Innegable que esta que se da por democracia, algunos días sabe a ceniza; y claro que la mayoría de promesas de campaña terminan en el triturador de papel, porque no son lejanos los gobiernos con rasgos de mafia, de tosca fachada. ¿Pero quieren saber algo? Muy hasta la médula estamos del mercado del miedo, del terror epistémico que han conseguido inocular a nuestro ADN político.
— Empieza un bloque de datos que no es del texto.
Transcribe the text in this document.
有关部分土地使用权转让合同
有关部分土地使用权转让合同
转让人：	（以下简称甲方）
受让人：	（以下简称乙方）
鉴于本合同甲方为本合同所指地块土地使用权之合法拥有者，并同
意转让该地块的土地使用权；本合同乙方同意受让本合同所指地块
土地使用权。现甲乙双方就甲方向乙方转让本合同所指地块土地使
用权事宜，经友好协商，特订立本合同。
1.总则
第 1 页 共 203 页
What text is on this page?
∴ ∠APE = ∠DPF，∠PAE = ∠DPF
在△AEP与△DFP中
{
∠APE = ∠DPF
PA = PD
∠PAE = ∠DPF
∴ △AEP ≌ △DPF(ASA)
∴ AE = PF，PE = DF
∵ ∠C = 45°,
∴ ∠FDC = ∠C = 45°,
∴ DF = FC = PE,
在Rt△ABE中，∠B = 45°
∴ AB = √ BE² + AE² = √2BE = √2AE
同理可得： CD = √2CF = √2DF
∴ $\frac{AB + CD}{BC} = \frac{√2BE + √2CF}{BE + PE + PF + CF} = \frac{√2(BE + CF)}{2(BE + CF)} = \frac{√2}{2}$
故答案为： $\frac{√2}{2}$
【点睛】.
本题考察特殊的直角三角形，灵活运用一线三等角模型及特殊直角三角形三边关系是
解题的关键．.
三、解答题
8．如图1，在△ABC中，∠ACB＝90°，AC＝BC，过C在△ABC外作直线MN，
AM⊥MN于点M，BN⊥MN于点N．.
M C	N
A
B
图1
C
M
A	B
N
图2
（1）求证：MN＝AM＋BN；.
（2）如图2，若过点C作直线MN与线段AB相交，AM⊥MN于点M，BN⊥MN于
Toda una vida oyendo a tenderos, políticos y sabios anunciar que el país desaparecerá si tal o aquel gana; que las Farc en las montañas, las Farc en el Congreso; los que no están conmigo comen gente, ahí viene el coco, ya llegan los alemanes.

No me inviten otra vez a votar por temor a, por el peligro de, por el odio contra. Hagan un envoltorio con sus panfletos apocalípticos y métanlo donde prefieran. Profetas del abismo, queremos devolverles su miedo. Dejárselo a la puerta de sus casas con todos y tantos intereses causados. Si este país de verdad se fuera por el desagüe ante el triunfo de Petro o porque lo lograra Duque, entonces de qué lugar de humo estaríamos hablando. Tal vez de un poco de algodón. De un país que no ha construido nada, sin amarres; de una sociedad incompetente, asustadiza, incapaz de la resistencia o la desobediencia civil, que es el mejor de los derechos; una masa pequeñísima para gobernantes de ocasión. Entonces, qué más daría P o D, o el triunfo del peor.

Todas las guerras aguardan en la otra acera. Muy cerca han asesinado personas buenas, exterminado a la UP, torturado y desaparecido. Y hemos perseverado. Es fascinante la política como contracara del poder y la libertad, como expresión de independencia; pero tóxica cuando opera cual práctica de resignación. El llamado está ahora a votar por el que plazca o a ninguno; no más por miedo o como rendición ante el menos despreciable.